Ducati toujours livide à propos de l’interdiction des appareils MotoGP en 2023 alors que le débat se poursuit


Le directeur technique de Ducati Corse, Davide Barana, a laissé entendre à quel point la marque italienne reste furieuse face à la décision du MotoGP d’interdire les dispositifs de hauteur de caisse avant pour 2023, dans des commentaires enflammés faits alors qu’il était assis aux côtés de ses collègues patrons de l’ingénierie d’usine lors de l’une des saisons traditionnelles de la série. conférence de presse technique.

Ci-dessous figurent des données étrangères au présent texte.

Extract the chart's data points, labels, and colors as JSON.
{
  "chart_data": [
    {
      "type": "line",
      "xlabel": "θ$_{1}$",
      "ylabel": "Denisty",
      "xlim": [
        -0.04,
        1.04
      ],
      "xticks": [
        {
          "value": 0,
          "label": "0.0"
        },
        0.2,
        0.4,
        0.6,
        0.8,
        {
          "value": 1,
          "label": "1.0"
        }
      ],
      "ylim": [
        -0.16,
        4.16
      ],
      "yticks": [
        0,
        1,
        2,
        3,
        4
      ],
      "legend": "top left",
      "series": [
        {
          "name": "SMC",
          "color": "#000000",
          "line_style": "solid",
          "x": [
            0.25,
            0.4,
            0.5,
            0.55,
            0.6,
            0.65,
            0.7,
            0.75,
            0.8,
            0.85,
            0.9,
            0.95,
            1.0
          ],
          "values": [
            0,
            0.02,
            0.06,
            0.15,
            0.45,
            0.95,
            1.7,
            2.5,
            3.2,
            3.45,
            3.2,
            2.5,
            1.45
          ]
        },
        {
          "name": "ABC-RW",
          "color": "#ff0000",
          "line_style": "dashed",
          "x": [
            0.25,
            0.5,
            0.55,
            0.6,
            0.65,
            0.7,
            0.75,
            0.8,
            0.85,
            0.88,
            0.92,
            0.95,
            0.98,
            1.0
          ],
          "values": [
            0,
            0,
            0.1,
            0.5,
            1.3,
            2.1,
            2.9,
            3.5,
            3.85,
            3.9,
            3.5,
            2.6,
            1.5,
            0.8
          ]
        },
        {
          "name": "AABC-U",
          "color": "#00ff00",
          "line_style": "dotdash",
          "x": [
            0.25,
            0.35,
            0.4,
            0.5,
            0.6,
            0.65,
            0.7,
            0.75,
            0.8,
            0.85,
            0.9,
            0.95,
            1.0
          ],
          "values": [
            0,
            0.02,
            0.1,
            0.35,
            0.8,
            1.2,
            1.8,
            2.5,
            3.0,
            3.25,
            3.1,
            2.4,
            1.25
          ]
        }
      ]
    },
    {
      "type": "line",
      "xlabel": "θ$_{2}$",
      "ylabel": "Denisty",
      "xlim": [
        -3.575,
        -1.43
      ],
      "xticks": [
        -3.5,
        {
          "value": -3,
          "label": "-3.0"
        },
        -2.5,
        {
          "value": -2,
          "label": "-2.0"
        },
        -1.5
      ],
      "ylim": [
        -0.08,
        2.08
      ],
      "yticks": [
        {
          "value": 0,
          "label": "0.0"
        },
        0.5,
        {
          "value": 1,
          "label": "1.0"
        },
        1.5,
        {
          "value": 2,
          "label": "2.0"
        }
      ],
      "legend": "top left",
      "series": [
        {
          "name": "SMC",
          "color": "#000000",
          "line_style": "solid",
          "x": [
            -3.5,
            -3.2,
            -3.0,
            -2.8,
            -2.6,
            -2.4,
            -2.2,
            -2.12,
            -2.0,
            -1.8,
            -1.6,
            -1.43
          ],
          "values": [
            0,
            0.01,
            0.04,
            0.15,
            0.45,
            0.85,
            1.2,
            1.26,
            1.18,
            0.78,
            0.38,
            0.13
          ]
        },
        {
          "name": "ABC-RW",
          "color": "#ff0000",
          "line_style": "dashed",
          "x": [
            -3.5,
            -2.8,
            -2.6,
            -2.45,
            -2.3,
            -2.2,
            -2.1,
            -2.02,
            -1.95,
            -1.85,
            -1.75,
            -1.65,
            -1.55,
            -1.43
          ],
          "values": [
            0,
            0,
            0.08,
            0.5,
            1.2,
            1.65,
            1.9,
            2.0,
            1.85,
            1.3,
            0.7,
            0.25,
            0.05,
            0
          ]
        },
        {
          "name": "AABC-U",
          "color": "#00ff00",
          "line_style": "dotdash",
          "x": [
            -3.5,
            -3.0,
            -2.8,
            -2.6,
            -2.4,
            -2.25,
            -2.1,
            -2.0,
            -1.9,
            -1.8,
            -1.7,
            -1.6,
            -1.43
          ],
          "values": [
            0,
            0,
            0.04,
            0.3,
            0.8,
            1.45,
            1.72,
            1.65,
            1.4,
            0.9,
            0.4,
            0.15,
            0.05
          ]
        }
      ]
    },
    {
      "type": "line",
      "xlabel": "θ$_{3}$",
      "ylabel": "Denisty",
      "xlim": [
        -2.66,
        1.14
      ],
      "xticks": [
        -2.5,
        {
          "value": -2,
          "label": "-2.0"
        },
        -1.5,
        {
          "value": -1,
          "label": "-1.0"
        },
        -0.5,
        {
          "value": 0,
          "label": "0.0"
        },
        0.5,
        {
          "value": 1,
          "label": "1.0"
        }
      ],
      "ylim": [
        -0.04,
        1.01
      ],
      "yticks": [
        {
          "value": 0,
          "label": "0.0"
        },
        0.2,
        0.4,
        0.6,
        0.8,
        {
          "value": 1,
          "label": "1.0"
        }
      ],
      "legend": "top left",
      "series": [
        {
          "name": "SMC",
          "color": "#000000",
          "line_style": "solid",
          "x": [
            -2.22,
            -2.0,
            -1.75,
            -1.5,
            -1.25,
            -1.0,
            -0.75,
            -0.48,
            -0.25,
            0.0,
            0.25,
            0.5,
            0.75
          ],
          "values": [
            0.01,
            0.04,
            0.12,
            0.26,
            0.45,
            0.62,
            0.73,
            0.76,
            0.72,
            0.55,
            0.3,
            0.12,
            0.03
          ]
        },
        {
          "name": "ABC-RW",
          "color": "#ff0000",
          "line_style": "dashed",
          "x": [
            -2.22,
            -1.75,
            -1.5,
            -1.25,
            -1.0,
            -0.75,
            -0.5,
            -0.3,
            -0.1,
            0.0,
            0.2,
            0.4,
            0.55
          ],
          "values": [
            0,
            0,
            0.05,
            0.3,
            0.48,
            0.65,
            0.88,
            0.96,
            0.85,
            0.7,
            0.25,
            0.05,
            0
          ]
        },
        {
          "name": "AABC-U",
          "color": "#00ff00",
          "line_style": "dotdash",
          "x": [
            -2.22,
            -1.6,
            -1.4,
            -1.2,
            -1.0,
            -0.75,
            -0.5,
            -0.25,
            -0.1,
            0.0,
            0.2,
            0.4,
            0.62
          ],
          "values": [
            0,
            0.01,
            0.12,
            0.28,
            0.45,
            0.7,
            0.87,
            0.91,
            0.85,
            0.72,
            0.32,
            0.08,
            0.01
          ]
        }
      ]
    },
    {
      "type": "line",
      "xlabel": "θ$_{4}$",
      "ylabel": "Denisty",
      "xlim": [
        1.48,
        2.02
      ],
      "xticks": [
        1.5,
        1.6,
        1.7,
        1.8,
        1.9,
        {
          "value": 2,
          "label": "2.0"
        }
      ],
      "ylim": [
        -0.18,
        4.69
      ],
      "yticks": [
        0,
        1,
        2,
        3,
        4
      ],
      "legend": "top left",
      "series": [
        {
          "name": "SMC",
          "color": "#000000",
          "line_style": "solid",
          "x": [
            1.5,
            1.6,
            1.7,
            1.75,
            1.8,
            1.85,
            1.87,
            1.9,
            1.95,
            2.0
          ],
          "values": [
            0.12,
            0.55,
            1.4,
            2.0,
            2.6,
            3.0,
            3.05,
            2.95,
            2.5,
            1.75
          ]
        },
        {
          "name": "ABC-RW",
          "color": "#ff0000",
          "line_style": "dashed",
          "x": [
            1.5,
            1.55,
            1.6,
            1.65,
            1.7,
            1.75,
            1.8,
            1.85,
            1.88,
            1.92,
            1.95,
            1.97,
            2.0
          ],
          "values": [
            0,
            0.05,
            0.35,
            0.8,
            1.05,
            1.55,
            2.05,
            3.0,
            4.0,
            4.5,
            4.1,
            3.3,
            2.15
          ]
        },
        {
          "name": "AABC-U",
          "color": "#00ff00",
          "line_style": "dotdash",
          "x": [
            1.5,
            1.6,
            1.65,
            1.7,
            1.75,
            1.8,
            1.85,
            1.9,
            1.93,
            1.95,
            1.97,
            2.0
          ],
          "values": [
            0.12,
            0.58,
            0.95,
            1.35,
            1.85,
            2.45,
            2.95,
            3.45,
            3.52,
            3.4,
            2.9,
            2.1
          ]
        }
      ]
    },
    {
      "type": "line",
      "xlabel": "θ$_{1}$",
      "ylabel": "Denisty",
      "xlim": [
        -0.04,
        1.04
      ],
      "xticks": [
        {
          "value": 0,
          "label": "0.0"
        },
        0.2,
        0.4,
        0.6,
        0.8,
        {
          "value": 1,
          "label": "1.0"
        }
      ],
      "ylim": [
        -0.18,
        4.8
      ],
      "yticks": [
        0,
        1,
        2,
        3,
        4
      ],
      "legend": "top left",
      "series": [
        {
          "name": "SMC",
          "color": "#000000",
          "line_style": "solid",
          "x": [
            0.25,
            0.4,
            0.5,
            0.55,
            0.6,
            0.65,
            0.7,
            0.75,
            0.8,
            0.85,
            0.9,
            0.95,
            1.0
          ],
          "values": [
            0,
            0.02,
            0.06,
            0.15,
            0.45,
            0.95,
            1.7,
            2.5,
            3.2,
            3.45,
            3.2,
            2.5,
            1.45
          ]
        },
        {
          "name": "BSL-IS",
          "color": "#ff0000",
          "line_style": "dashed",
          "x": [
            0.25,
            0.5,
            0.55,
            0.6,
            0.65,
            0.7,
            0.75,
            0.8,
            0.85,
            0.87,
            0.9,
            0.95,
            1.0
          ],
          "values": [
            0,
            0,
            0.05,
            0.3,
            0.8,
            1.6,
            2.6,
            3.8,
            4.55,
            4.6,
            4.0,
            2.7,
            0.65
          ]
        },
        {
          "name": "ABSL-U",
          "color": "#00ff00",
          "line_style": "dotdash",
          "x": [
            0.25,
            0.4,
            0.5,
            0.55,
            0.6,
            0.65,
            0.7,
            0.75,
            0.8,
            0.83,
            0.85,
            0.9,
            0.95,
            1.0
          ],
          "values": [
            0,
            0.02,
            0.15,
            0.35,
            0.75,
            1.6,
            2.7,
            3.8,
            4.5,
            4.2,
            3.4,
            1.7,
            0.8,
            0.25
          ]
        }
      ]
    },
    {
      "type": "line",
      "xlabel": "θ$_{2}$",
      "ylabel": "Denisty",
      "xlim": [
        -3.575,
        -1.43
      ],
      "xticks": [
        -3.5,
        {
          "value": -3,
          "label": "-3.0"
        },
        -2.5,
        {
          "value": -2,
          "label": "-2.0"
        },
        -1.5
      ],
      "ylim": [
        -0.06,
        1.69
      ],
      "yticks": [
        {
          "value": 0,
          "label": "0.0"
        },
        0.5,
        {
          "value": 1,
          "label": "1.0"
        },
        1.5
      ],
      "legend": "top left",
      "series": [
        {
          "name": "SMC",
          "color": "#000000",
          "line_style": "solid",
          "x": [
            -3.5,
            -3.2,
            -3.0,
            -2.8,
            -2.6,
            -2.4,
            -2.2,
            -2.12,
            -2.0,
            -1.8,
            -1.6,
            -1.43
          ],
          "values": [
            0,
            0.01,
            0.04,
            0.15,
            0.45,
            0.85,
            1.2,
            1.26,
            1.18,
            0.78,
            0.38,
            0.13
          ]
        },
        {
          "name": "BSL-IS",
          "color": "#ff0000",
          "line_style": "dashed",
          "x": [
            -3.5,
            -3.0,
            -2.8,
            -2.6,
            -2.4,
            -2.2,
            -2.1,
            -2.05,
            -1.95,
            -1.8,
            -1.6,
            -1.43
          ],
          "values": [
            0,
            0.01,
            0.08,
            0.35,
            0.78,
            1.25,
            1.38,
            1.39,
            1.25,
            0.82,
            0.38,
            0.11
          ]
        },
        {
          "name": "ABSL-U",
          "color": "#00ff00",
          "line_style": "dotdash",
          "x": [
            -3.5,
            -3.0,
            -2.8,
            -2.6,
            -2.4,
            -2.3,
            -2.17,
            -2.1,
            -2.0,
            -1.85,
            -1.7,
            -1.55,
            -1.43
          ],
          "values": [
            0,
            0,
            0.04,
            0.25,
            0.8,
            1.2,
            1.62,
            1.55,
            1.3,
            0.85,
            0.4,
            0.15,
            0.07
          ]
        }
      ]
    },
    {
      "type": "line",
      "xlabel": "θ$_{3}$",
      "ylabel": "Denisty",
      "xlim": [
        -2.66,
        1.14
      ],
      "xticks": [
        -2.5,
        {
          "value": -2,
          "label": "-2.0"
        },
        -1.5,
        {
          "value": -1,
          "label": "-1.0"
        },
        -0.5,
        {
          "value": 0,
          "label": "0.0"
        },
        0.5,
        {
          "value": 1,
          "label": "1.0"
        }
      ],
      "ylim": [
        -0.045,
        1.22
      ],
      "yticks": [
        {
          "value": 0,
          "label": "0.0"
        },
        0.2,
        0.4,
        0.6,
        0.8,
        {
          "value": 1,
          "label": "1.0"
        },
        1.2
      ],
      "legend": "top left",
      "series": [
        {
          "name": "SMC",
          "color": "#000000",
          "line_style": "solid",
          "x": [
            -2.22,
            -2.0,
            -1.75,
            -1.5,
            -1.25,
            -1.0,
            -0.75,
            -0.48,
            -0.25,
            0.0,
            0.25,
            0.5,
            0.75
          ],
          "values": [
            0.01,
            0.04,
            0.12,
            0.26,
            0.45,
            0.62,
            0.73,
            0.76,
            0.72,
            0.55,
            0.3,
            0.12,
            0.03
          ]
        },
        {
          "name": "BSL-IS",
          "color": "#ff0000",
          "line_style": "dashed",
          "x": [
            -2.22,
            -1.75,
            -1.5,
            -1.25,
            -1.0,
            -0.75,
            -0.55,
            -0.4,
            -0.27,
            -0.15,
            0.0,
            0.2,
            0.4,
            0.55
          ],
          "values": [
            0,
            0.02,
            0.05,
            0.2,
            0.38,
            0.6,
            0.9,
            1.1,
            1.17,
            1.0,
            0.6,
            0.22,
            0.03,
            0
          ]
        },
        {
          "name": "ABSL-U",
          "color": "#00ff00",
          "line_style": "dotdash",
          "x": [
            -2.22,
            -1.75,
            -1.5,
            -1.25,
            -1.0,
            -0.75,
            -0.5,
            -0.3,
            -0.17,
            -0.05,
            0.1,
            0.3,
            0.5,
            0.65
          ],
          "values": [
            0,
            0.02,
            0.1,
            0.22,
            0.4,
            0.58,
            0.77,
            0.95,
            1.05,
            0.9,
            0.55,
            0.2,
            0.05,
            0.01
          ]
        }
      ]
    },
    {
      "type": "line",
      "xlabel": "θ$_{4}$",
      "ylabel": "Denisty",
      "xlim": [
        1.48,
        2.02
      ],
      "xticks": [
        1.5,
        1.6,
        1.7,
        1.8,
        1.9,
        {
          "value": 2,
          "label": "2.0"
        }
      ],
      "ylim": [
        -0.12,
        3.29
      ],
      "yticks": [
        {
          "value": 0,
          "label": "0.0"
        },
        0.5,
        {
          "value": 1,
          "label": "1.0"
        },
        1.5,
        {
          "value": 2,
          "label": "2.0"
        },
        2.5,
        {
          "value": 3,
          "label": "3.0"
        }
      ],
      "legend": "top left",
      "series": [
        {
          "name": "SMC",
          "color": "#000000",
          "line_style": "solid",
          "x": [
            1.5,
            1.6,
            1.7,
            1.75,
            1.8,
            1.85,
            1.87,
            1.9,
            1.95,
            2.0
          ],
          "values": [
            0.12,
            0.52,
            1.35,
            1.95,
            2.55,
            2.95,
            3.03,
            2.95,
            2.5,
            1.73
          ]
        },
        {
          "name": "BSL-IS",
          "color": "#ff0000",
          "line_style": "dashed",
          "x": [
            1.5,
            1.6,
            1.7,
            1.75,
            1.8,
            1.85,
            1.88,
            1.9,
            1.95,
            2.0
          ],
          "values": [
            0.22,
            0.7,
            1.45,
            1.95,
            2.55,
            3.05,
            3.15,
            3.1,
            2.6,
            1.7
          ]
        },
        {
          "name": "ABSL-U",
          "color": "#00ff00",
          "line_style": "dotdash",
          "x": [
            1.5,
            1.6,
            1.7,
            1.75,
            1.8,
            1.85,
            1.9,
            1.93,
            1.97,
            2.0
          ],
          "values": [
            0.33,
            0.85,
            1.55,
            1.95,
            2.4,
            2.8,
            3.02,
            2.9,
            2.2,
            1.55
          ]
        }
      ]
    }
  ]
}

La décision d’interdire les composants, lancée par Ducati mais adoptée depuis par presque tous les fabricants, a été annoncée pour la première fois en mars. L’interdiction intervient non seulement au milieu de problèmes de sécurité à la suite d’un certain nombre de pannes d’appareils, mais prétend également qu’elles affectent la qualité de conduite en surchargeant les pneus avant grâce à la force considérablement plus grande exercée.

Les dispositifs de hauteur de caisse avant sont le dernier volet de développement issu des dispositifs de hauteur de caisse arrière pionniers de Ducati qui ont été testés pour la première fois en 2019 comme moyen d’améliorer les démarrages, mais ont rapidement évolué pour devenir quelque chose d’utilisé tout au long du tour pour améliorer l’accélération. ou coin.

C’était encore Ducati à l’avant-garde du développement d’un mécanisme similaire pour l’avant de la moto, mais cela allait à l’encontre de la volonté des autres constructeurs de ne pas avoir de bataille de développement dans ce domaine.

“Pour moi, c’est quelque chose qu’ils devront enlever à l’avenir”, a insisté plus tôt cette année le sextuple champion du monde Marc Marquez. “J’ai déjà dit l’année dernière quand je suis revenu après ma blessure, et je pense que tous les coureurs doivent voter ensemble. Au final, les fabricants vont toujours plus, plus, plus.

« Pour le show on ne gagne rien, et bon, ce sont des prototypes mais pour les street bikes, ce n’est pas nécessaire.

“Pour l’avenir, cela n’a aucun sens.”

Cependant, Ducati a révélé à quel point il était toujours furieux de la décision prise au Grand Prix d’Aragon lorsque le responsable technique du projet, Barana, est monté sur scène aux côtés de ses homologues en déplorant leur décision d’imposer une interdiction de la technologie pour la saison prochaine.

Francesco Bagnaia Ducati Jack Miller MotoGP

C’était, en théorie, quelque chose qui n’était possible que par un vote unanime du groupe de réglementation de l’Association des fabricants de sports de moto, et les détails exacts de ce qui s’est passé dans la salle du Grand Prix du Qatar restent confidentiels : mais nous savons que l’autre sport du sport cinq constructeurs ont réussi à obtenir un changement de Ducati, dont la marque italienne reste mécontente.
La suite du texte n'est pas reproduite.